Welcome to the first part of our epic review of God of War: Ascension, covering the single player aspect of the game.
I sometimes wonder how much successive game producers on the God of War series have come to despise the decisions made by their predecessors. Each console game has had an ending that has restricted what could come after it.
The first
God of War ended with Kratos a god, the future mapped out with him staying on Olympus forever. The second got round this fact by ignoring it and stripping him of his powers, but it ended with Kratos leading an assault on Olympus by the Titans. The third carried on from this point, but dropped Kratos into Hades, stripping him of his powers and finished with him having killed all of the gods and apparently dying himself.
These dead ends (pardon the pun) in the overall story meant that the PSP games
Chains of Olympus and
Ghost of Sparta had to fill in gaps between the story as told in the PS2 games.
Chains was set before the first game and
Ghost was set just after. In a similar way, we now have
God of War: Ascension which is set before even
Chains.
All of this prequel game stuff is down to the decision made during the planning of
GoWII to have the story be about bringing the Titans back for an assault on Olympus.

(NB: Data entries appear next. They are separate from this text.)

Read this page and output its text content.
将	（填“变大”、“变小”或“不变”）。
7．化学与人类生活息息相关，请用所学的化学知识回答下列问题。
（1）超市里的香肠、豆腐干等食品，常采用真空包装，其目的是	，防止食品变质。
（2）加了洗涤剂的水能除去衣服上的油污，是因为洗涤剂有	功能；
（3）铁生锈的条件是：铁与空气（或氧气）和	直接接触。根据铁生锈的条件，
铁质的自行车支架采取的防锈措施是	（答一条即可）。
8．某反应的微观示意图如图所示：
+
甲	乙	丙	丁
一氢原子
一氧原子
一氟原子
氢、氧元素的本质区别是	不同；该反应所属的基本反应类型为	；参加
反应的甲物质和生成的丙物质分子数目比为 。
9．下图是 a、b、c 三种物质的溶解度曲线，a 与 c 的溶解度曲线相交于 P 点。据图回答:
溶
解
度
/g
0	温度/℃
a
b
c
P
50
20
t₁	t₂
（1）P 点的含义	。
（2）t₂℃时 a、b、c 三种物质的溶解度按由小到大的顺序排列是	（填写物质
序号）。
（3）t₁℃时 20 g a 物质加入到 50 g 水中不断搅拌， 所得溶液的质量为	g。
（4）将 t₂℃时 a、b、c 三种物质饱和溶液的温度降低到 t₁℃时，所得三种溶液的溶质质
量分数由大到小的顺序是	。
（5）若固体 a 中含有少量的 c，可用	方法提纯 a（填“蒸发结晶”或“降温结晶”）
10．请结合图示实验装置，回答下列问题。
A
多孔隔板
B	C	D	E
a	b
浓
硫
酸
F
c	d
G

That attack would inevitably lead to either the death of the gods, or the death of Kratos, making further stories a bit difficult either way. Hence the other games squeezing into the gaps before the second main game.
All of this bouncing around through Kratos' life makes for a bit of a disappointing narrative. Each game is good in and of itself, but the whole is a bit less than it could be. If, for example, each game had Kratos building up his strength in order to take on one god at the end of the game, we could have a much more fulfilling and epic storyline without all of the backtracking and filling in.
However, that is not to be and so
Ascension picks up Kratos' story soon after he was tricked into killing his wife and daughter. The story concerns the repercussions of Kratos breaking his blood oath to Ares because of that event.
We are told in the prologue about the Furies, three sisters born at the dawn of time who enforce all blood oaths to the gods by pursuing, capturing and torturing the oath breakers.
It is in their captivity that we find Kratos at the start of the game, bound in chains and being tortured by one of the Furies, Megaera, who inadvertently breaks some of the chains binding Kratos, allowing him to escape.
There then follows another quest by Kratos to obtain the mystical artifacts he needs to defeat his antagonists. Some of the story is told in the "present", following on from Kratos' escape and some in the past, leading up to his capture.
That's right, in this one game, we get the same sort of narrative structure that the series as a whole has been burdened with.